⑥
最終話。オトウトの設定追加します。話の流れは特に変わらないです。
「とりあえず、関係者全員捕縛…はしてるから、連れて行って徹底的に尋問しなさい。それとアレックスを塔に軟禁、側妃様を見つけ次第国家転覆罪及び王族暗殺未遂で逮捕しておいて。彼女に関しては尋問はしなくていいわ。」
「「「かしこまりました」」」
命令すると真面目な騎士達が素早く行動する。
喚いて煩いのは昏倒させて運ばせた。
側妃様はね、ほら、私殺そうとしてたからね。それに愛人との間に出来た義弟を国王陛下の子だと偽ったり、傀儡にして側妃様とその父親が操ろうと画策していた事もバレてたからね。
ついでに逮捕しちゃおー的な。
会場にいた貴族や来賓は、家や滞在先に帰らせた。口外禁止の命令はしたから、明日からは公然の秘密になるわね。貴族社会では数十年に一度こういうことがあるんだって…怖いわぁ〜
…そういえば結構な人数の前で暴露したわね、私。
ちょっと…いえ結構スッキリしたわ。
ストレス溜まったらまたやろうかしら?
「フェル…そういう事だから、これから王配に向けて勉強よろしく」
私の側で微笑むフェルにそう告げると、彼は満面の笑みを浮かべた。
「うん、君とこの国の為に。これからは君への愛を前面的に出して頑張るね」
固まる私。腕を絡めてくるフェル。
「いや、これ以上はちょっと…てか今までのは前面的ではないと!?」
「ほんの1割程度かなぁ」
「嘘でしょ!?アレが!?…死ぬわよ、私!!」
「そしたら僕が生き返らせて…いややっぱり後を…いや死体を存分に愛でてからでも…」
「…どれか一つにして。
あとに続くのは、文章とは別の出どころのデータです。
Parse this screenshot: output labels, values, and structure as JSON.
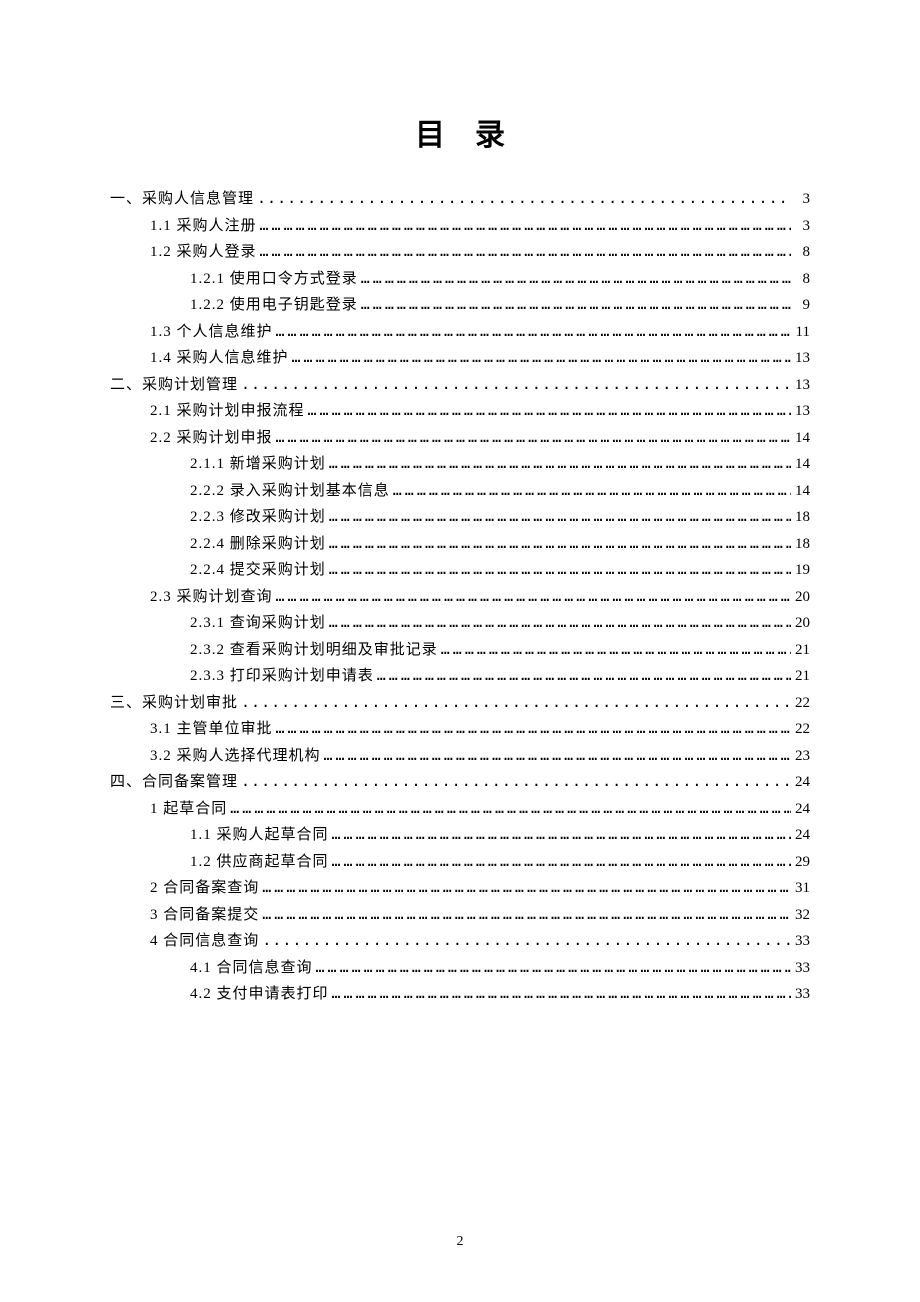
{
  "title": "目录",
  "page_number": "2",
  "toc": [
    {
      "level": 0,
      "label": "一、采购人信息管理",
      "page": "3",
      "leader": "dots"
    },
    {
      "level": 1,
      "label": "1.1 采购人注册",
      "page": "3",
      "leader": "ellipsis"
    },
    {
      "level": 1,
      "label": "1.2 采购人登录",
      "page": "8",
      "leader": "ellipsis"
    },
    {
      "level": 2,
      "label": "1.2.1 使用口令方式登录",
      "page": "8",
      "leader": "ellipsis"
    },
    {
      "level": 2,
      "label": "1.2.2 使用电子钥匙登录",
      "page": "9",
      "leader": "ellipsis"
    },
    {
      "level": 1,
      "label": "1.3 个人信息维护",
      "page": "11",
      "leader": "ellipsis"
    },
    {
      "level": 1,
      "label": "1.4 采购人信息维护",
      "page": "13",
      "leader": "ellipsis"
    },
    {
      "level": 0,
      "label": "二、采购计划管理",
      "page": "13",
      "leader": "dots"
    },
    {
      "level": 1,
      "label": "2.1 采购计划申报流程",
      "page": "13",
      "leader": "ellipsis"
    },
    {
      "level": 1,
      "label": "2.2 采购计划申报",
      "page": "14",
      "leader": "ellipsis"
    },
    {
      "level": 2,
      "label": "2.1.1 新增采购计划",
      "page": "14",
      "leader": "ellipsis"
    },
    {
      "level": 2,
      "label": "2.2.2 录入采购计划基本信息",
      "page": "14",
      "leader": "ellipsis"
    },
    {
      "level": 2,
      "label": "2.2.3 修改采购计划",
      "page": "18",
      "leader": "ellipsis"
    },
    {
      "level": 2,
      "label": "2.2.4 删除采购计划",
      "page": "18",
      "leader": "ellipsis"
    },
    {
      "level": 2,
      "label": "2.2.4 提交采购计划",
      "page": "19",
      "leader": "ellipsis"
    },
    {
      "level": 1,
      "label": "2.3 采购计划查询",
      "page": "20",
      "leader": "ellipsis"
    },
    {
      "level": 2,
      "label": "2.3.1 查询采购计划",
      "page": "20",
      "leader": "ellipsis"
    },
    {
      "level": 2,
      "label": "2.3.2 查看采购计划明细及审批记录",
      "page": "21",
      "leader": "ellipsis"
    },
    {
      "level": 2,
      "label": "2.3.3 打印采购计划申请表",
      "page": "21",
      "leader": "ellipsis"
    },
    {
      "level": 0,
      "label": "三、采购计划审批",
      "page": "22",
      "leader": "dots"
    },
    {
      "level": 1,
      "label": "3.1 主管单位审批",
      "page": "22",
      "leader": "ellipsis"
    },
    {
      "level": 1,
      "label": "3.2 采购人选择代理机构",
      "page": "23",
      "leader": "ellipsis"
    },
    {
      "level": 0,
      "label": "四、合同备案管理",
      "page": "24",
      "leader": "dots"
    },
    {
      "level": 1,
      "label": "1 起草合同",
      "page": "24",
      "leader": "ellipsis"
    },
    {
      "level": 2,
      "label": "1.1 采购人起草合同",
      "page": "24",
      "leader": "ellipsis"
    },
    {
      "level": 2,
      "label": "1.2 供应商起草合同",
      "page": "29",
      "leader": "ellipsis"
    },
    {
      "level": 1,
      "label": "2 合同备案查询",
      "page": "31",
      "leader": "ellipsis"
    },
    {
      "level": 1,
      "label": "3 合同备案提交",
      "page": "32",
      "leader": "ellipsis"
    },
    {
      "level": 1,
      "label": "4  合同信息查询",
      "page": "33",
      "leader": "dots"
    },
    {
      "level": 2,
      "label": "4.1 合同信息查询",
      "page": "33",
      "leader": "ellipsis"
    },
    {
      "level": 2,
      "label": "4.2 支付申请表打印",
      "page": "33",
      "leader": "ellipsis"
    }
  ]
}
そして最後のは本当にヤメロ」
王国の未来の女王陛下のその王配の掛け合いを、微笑みながら見るメイドのイリアと、ドン引きする執事。
「想い、ですねー」
「重い、なぁ」
「扇子壊れてなかったですー」
「結構すごい音してなかった?」
「わたしもああいう恋がしたいですー」
「あれを恋の一言で片付けていいの?」
「ところで側妃様はー?」
「あぁ、さっき捕まえといた」
「流石、影の筆頭ですー」
「暴言聞いたらまた陛下爆笑するんだろうなぁ」
「ひめがかわいそうですー」
「…陛下も即位前に全く同じ目に遭ってたし、そういう運命なんじゃね?」
「ひめがかわいそうですー」
「いや、だから陛下も…ちょ、そんな目で見ないでくれない??他国との同盟を片手間に結んじゃう優秀な王族が継承権放棄できるわけないでショ!?姫さん臣下になんてしたらあっという間に裏ボスになるよ!?陰の支配者とか言われるよ!?」
「ひめが」
「目が怖いんだって!ハイライト入ってない!!ちょ、姫さん助けて!」
「イリア」
「はい、ひめ様」
「思う存分楽しんで」
「ちょ!?」
「はーい」
「うーん、やっぱり冷凍にして…」
愛しの婚約者を見て物騒なことを口に出してる次期王配、の頭を叩く次期女王。
逃げようとする執事の服を掴んで、特技のハイライトの入ってない目で凝視するメイド。
そんな4人が静まった会場を出ていく。
そしてそんな彼等を、会場に残っていた警備の騎士達が見送る。
「ところで…なる気が一切ないのに王様ってなっていいのかしら…それに私みたいなのが次期国王ってこの国大丈夫なのかしら?」
「「「「(やっとそのこと指摘した…)」」」」
ちゃんとこの後統治するんで大丈夫です。何だったら偉大な女王として歴史に残ります。多分。